The United States is experiencing its worst drought since 1956. Politically, the brutal weather is manna from heaven for the agriculture lobby and its amen chorus on Capitol Hill. At last – the perfect excuse to pressure House Speaker John Boehner, R-Ohio, into speeding consideration of a subsidy-rich, five-year farm bill!

“We need to pass a farm bill,” said Senate Agriculture Committee Chairwoman Debbie Stabenow, D-Mich., who has already shepherded a version of the legislation through the upper house. Actually, the flawed bill is irrelevant to the farm belt’s predicament, and it could perversely magnify losses from future natural disasters.

The worst damage is to the corn crop, 80 percent of which goes to feed animals. Corn supplies were already tight before the drought, so feed costs for pork, dairy, chicken and beef producers are headed up.

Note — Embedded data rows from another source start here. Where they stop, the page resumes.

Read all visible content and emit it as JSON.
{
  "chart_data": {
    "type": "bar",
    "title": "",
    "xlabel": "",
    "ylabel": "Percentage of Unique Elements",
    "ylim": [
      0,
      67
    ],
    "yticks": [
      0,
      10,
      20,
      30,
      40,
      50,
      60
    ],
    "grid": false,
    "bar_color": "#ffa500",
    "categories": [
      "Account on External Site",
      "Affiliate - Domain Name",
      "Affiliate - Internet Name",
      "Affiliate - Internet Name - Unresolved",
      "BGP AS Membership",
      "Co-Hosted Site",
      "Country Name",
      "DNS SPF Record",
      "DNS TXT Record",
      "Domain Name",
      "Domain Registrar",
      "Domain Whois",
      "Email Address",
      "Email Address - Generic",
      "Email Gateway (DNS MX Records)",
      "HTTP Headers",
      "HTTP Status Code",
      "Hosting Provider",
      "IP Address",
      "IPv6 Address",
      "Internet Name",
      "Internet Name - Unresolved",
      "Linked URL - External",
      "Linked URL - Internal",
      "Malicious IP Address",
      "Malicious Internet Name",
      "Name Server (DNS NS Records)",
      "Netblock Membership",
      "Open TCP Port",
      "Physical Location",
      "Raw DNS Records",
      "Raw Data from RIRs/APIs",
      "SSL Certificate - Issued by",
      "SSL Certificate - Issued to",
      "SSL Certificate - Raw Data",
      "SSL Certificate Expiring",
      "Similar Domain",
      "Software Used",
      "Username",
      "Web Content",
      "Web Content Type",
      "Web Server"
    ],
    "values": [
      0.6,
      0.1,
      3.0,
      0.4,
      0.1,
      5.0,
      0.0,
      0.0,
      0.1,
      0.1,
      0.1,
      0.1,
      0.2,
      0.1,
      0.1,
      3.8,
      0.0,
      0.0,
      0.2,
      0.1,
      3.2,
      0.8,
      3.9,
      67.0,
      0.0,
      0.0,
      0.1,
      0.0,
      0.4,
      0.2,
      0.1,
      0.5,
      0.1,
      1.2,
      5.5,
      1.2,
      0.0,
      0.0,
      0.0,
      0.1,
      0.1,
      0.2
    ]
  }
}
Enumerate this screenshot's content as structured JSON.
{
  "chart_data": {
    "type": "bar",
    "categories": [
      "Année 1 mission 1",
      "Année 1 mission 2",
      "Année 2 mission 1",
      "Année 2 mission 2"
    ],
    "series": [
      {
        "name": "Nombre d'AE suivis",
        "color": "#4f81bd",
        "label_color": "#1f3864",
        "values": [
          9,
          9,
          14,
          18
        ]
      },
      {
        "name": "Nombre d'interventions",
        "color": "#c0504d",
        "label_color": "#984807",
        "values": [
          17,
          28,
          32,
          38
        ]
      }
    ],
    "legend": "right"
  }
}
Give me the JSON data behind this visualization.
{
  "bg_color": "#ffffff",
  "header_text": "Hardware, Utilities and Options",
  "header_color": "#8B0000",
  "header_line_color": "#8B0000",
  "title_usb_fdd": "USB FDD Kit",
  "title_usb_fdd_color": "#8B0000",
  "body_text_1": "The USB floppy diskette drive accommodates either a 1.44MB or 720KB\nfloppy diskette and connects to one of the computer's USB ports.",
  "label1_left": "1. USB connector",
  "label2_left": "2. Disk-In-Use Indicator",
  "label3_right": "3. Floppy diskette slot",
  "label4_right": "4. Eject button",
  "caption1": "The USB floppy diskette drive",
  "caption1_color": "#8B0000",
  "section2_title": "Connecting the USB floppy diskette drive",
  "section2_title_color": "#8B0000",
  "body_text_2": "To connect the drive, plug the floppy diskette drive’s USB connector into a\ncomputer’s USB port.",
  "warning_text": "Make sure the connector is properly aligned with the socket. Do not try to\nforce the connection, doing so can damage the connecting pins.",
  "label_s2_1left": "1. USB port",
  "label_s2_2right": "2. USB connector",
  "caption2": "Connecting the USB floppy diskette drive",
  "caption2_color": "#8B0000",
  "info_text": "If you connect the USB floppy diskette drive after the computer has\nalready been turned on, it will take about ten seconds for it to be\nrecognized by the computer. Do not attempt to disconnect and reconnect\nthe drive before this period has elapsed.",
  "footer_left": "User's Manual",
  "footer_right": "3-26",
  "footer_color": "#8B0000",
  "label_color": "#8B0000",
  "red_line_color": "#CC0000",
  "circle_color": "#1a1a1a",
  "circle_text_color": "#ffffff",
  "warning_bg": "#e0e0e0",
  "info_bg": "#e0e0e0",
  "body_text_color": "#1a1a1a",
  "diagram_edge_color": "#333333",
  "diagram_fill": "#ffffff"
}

But keep the potential hardship to producers and consumers in perspective. “U.S. farmers face this drought in their strongest financial position in history, buoyed by less debt, record-high grain and land prices, plus greater production and exports,” reported Christine Stebbins of Reuters after a thorough canvassing of industry and government experts. Farm losses should be far smaller than in the last big drought 24 years ago.

In fact, the Agriculture Department estimates that government-subsidized crop insurance covers more than 80 percent of farmland planted with major field crops – at least two of which, wheat and cotton, appear pretty much unaffected by the dry weather anyway. Dairy farms are the least likely to be in drought-ravaged areas, the USDA reports. And many enjoy federally subsidized insurance against rising feed costs.

The consumer may not notice much in the way of higher prices for 10 to 12 months, according to the USDA; meanwhile, meat may get cheaper, as producers slaughter animals rather than feed them expensive grain. Overall, the USDA estimates that a 50 percent increase in corn prices could boost retail food prices by 0.5 percent to 1 percent – nothing to celebrate but hardly devastating.

And before Congress rushes through the farm bill, it’s worth reflecting on all the ways existing policies worsen the drought’s effect. More corn would be available for animals if not for federal ethanol mandates. One reason for drought- and flood-related crop losses is that federally subsidized crop insurance encourages farmers to cultivate marginal land and engage in other risky practices, knowing that taxpayers will, in effect, bail them out. Both the House and Senate versions would increase subsidized crop insurance, thus accentuating this moral hazard.

Given farming’s vulnerability to extreme weather, against which private insurance may not exist, there may be a limited role for government protection from genuine catastrophe. This drought might or might not qualify, depending on what crop you’re talking about and where it’s planted.

Otherwise, farmers should have to hedge as other businesses do: by diversifying product lines, buying insurance at market rates, leveraging assets or maintaining cash reserves. For decades, federal policy has been training farmers to depend on government instead, and taxpayers have been picking up the tab.